I couldn’t stand back any longer when I saw my mom’s eyes fill with tears. “Come on, that’s enough, Lil. She was only trying to comfort you.”
“Comfort me?” She threw her arms up in the air. “Fuck comforting me.”
Bystanders gawked at the outburst. Hayden and Arie took the kids inside and I stared at my wife, knowing she had every right to feel what she was feeling.
I understood she wanted to blame me, and my family, but it wasn’t fair. This was an accident and she seemed to be quickly forgetting that.
“Lily…” I reached for her hand, only to have her rip it away and walk away.
Shaking my head, I tried reaching for her again, but she took off inside the house, slamming the bathroom door behind her. Mom went the other way, followed closely by Dad.

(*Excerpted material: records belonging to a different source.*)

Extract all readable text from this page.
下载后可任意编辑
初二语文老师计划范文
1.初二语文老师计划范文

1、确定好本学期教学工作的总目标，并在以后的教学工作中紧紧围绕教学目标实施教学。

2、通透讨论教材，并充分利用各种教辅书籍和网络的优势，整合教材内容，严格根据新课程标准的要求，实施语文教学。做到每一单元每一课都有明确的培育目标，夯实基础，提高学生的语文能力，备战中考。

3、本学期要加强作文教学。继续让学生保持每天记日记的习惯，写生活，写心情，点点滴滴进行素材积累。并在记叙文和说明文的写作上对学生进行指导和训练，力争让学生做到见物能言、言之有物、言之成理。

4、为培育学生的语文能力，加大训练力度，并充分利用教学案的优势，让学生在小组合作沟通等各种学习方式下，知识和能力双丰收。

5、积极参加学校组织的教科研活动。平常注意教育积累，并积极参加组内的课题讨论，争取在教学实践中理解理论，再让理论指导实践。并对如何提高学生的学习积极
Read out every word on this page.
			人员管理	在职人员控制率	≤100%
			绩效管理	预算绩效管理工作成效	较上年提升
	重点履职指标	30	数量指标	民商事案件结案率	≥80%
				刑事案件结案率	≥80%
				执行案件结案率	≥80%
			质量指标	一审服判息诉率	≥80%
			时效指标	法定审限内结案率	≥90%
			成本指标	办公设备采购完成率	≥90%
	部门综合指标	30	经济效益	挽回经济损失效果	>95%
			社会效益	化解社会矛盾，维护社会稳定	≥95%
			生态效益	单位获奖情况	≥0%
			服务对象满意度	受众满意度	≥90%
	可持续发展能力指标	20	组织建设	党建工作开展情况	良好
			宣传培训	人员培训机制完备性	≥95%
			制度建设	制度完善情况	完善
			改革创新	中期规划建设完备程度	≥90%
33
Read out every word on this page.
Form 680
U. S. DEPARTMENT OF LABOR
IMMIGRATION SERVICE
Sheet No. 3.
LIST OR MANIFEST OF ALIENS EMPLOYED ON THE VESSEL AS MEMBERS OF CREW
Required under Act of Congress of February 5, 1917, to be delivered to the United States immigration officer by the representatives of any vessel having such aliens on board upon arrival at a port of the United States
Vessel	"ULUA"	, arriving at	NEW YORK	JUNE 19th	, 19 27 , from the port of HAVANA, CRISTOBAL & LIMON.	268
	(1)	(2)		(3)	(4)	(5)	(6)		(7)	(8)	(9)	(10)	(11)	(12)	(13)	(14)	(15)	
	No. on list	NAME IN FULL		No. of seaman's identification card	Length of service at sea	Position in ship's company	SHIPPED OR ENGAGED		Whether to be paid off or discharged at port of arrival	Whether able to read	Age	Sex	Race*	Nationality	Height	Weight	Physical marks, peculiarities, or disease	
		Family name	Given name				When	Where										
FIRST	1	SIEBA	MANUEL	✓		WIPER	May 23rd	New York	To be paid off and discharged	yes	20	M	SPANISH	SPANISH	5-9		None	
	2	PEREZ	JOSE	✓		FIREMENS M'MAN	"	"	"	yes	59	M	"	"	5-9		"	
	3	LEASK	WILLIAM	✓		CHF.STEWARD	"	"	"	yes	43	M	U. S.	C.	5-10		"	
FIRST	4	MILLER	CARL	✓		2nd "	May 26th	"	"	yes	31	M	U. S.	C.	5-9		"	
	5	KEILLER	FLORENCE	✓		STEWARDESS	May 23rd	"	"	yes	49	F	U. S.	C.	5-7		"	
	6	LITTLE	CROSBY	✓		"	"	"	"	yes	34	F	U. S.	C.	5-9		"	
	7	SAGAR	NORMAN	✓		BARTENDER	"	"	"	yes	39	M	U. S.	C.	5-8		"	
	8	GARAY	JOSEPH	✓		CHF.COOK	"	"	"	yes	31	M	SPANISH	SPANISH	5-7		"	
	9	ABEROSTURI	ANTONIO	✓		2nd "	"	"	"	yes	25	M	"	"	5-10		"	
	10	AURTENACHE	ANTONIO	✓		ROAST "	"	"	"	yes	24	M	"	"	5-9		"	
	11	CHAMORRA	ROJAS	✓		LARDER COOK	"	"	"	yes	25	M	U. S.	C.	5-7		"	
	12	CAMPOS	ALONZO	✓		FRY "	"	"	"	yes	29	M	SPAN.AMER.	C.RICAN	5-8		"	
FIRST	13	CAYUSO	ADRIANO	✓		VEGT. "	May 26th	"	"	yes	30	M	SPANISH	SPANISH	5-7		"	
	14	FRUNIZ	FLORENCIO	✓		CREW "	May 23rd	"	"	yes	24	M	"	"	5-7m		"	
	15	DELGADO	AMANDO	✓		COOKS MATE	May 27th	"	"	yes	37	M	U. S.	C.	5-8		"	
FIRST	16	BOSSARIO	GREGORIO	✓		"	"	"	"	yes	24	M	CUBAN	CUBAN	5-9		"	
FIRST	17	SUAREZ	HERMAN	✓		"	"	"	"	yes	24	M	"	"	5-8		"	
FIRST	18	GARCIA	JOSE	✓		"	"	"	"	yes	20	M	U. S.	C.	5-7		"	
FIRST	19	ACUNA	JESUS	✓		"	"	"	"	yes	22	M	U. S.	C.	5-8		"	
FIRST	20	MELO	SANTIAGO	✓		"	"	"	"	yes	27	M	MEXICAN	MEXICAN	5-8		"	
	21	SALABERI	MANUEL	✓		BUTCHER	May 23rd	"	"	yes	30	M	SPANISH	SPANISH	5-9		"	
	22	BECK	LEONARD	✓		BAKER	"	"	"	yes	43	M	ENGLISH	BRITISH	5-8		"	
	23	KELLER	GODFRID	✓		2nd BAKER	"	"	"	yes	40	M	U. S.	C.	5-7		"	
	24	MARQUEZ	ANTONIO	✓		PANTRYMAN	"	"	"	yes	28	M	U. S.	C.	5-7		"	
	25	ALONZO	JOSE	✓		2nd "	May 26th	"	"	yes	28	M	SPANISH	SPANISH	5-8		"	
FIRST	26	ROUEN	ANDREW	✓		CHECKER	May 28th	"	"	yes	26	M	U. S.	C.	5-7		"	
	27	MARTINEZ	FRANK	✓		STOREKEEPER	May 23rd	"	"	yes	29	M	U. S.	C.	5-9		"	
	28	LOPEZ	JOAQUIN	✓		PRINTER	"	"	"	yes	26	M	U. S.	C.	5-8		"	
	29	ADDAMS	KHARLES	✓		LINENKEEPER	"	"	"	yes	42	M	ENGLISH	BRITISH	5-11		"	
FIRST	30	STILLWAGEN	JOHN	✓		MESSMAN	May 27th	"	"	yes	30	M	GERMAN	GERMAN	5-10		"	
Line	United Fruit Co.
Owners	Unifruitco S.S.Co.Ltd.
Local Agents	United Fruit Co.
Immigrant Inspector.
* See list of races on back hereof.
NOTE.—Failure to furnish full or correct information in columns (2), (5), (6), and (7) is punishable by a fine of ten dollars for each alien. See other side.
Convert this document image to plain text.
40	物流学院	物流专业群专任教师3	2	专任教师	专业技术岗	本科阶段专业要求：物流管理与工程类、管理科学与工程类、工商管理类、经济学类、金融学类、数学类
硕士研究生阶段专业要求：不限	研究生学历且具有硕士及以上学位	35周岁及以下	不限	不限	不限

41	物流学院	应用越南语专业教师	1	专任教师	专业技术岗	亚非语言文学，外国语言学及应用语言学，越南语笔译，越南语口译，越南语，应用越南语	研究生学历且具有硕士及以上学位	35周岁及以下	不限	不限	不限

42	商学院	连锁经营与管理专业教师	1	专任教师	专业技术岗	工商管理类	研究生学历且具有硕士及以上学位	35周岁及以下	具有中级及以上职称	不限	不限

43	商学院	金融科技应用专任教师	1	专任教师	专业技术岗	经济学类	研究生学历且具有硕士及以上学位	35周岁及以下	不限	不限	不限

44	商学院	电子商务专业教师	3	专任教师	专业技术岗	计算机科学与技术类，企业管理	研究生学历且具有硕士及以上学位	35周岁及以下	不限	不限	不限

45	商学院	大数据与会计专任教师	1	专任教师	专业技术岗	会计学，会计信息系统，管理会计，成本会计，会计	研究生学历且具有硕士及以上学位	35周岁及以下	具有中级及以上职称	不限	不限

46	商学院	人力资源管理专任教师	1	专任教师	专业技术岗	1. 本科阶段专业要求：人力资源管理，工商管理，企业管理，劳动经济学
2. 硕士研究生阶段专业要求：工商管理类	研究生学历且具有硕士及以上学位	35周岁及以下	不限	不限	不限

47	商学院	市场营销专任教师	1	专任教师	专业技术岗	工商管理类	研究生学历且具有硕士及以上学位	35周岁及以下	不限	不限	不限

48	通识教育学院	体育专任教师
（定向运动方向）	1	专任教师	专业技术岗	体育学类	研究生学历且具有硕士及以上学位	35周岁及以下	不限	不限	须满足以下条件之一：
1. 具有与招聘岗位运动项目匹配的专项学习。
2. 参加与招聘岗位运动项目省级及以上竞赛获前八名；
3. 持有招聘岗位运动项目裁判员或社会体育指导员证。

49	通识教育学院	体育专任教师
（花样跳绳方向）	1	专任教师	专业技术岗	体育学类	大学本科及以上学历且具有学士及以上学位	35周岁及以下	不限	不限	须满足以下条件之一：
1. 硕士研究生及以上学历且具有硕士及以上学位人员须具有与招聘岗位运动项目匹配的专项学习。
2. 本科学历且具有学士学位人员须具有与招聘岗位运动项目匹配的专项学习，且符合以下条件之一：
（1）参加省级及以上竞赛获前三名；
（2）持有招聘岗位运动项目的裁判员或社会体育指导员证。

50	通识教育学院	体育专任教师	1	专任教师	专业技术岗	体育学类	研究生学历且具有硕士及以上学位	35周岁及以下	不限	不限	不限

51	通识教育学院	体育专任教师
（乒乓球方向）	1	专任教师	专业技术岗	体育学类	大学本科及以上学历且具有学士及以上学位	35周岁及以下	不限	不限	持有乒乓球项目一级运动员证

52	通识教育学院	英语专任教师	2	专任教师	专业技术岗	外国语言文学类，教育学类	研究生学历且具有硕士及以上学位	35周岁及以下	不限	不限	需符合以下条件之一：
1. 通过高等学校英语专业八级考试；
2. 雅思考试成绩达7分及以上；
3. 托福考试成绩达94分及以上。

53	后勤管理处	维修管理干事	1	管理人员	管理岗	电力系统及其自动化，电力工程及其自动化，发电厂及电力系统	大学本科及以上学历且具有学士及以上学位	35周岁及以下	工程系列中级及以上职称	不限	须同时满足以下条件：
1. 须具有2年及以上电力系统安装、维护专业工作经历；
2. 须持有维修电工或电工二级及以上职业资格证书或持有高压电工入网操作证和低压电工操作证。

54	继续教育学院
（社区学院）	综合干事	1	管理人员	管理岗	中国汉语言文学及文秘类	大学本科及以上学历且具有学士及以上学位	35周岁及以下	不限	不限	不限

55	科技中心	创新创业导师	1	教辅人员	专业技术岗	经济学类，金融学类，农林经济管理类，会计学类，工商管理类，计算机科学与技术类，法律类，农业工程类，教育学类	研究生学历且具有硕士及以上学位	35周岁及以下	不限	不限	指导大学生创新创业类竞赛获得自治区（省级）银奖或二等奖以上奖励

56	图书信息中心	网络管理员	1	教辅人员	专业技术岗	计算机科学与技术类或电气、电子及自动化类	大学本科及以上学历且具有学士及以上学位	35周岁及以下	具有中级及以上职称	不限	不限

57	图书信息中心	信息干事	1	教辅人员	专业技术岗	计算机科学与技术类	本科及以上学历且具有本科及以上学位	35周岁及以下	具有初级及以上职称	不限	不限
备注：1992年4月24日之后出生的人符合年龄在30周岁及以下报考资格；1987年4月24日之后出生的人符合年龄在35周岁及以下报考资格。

I didn’t want to face anyone at that point and took off up the road to my parents’ private lake, which was across the street, with a six-pack of beer I found on the counter. An hour later, Casten found me when I was on the dock, his face solemn, eyes red-rimmed. I knew the guilt Casten was carrying around with him. He was supposed to be watching Jack.
“Stay by Uncle Casten, buddy.”
It wasn’t his fault, but he felt as if it was and there was nothing I could say that would make it any easier. I couldn’t make it easier on my wife, so I certainly couldn’t do that for my brother.
He came up and hugged me. Didn’t say anything, just hugged me.
And right then, it was exactly what I needed from my brother. No words. Nobody trying to ease the unbearable pain. No, “I’m so sorry for your loss.” Or worse, “He’s in a better place.”
I didn’t want sympathy.
A hug was what I needed.
Such a simple gesture. No words were necessary. Being present was.
I let him hug me and when he pulled away, he was crying and I was shaking like I was crying, only the tears wouldn’t come.
I was mad at myself that I wasn’t crying with tears. What kind of father didn’t cry at his kid’s funeral?